Mehmet Can Ayşin hakkında bir türlü bilgi alamayan ailesi devlet dairelerinde çeşitli girişimlerde bulunur. Aile önce DGM’ye başvuruda bulunur ancak ailenin dilekçesi işleme konulmadan geri çevrilir. Bunun üzerine OHAL Valiliğine başvuran aile, Lice Asayiş Komutanlığı’na yönlendirilir. Lice Asayiş Komutanlığı’na başvuruda bulunan aileye komutanlık “söz konusu tarihte operasyon düzenlenmediğini ve adı geçen kişileri gözaltına almadıklarını” bildirir.
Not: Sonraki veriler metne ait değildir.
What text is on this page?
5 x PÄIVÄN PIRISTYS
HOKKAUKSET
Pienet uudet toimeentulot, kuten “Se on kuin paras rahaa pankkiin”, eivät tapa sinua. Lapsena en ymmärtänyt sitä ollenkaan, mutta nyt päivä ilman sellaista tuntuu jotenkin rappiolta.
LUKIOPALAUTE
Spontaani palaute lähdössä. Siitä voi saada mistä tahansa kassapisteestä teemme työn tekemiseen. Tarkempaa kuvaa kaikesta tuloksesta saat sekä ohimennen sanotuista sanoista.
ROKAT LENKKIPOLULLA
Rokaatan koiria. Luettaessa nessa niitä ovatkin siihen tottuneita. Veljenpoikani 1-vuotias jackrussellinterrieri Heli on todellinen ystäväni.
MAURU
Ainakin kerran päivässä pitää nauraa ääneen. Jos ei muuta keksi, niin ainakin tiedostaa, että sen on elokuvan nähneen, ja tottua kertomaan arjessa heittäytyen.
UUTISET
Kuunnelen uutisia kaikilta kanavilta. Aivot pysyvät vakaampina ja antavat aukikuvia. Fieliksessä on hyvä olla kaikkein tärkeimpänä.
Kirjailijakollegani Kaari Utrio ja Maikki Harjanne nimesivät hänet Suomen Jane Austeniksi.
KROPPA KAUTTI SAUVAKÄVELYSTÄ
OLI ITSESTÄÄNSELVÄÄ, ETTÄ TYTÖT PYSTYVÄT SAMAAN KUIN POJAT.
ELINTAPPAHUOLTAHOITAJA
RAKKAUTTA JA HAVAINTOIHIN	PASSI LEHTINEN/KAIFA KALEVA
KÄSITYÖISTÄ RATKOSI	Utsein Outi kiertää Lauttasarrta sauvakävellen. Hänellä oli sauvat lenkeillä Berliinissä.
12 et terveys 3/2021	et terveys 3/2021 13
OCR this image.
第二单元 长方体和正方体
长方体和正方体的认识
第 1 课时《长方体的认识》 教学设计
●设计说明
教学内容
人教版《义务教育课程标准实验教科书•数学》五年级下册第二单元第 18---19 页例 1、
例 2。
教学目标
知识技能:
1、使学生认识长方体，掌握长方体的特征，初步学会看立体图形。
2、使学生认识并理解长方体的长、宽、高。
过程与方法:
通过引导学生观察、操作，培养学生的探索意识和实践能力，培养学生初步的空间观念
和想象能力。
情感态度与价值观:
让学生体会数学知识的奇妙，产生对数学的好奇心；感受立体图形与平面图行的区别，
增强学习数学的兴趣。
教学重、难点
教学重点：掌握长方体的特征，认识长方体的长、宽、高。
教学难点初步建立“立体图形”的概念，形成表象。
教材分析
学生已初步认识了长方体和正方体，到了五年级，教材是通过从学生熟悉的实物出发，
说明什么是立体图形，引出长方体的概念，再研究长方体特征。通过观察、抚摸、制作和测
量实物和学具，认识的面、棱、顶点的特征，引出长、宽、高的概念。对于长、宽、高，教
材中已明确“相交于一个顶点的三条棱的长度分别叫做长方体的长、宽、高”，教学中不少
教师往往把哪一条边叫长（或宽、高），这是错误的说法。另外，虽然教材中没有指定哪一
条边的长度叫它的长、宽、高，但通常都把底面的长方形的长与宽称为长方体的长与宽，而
Tanık beyanlarına göre ise Mehmet Can Ayşin, gözaltına alındıktan sonra önce Lice Tugay komutanlığında 5 gün tutulmuş, Mehmet Can Ayşin ile birlikte gözaltına alınanların tümü işkenceye maruz kalmıştı. Mehmet Can Ayşin’in, gözaltında bulunduğu sırada, Lice Yatılı bölge Okuluna Bolu Tugay Komutanlığına bağlı birliklerin yerleştirildiği, Mehmet Can Ayşin’in de Lice Yatılı bölge Okuluna götürüldüğüne gözaltında bulunan diğer kişiler de tanık olur.

Aile birçok kurum ve kuruluşa müracaatta bulunur. Ancak bu girişimlerin hiçbirinden hiçbir sonuç alınamaz.  Mehmet Can Ayşin’in ailesi Mehmet Can Ayşin’in gözaltına alındığı 7 Mayıs 1994 tarihinden bu güne bir daha kendisinden haber alamaz.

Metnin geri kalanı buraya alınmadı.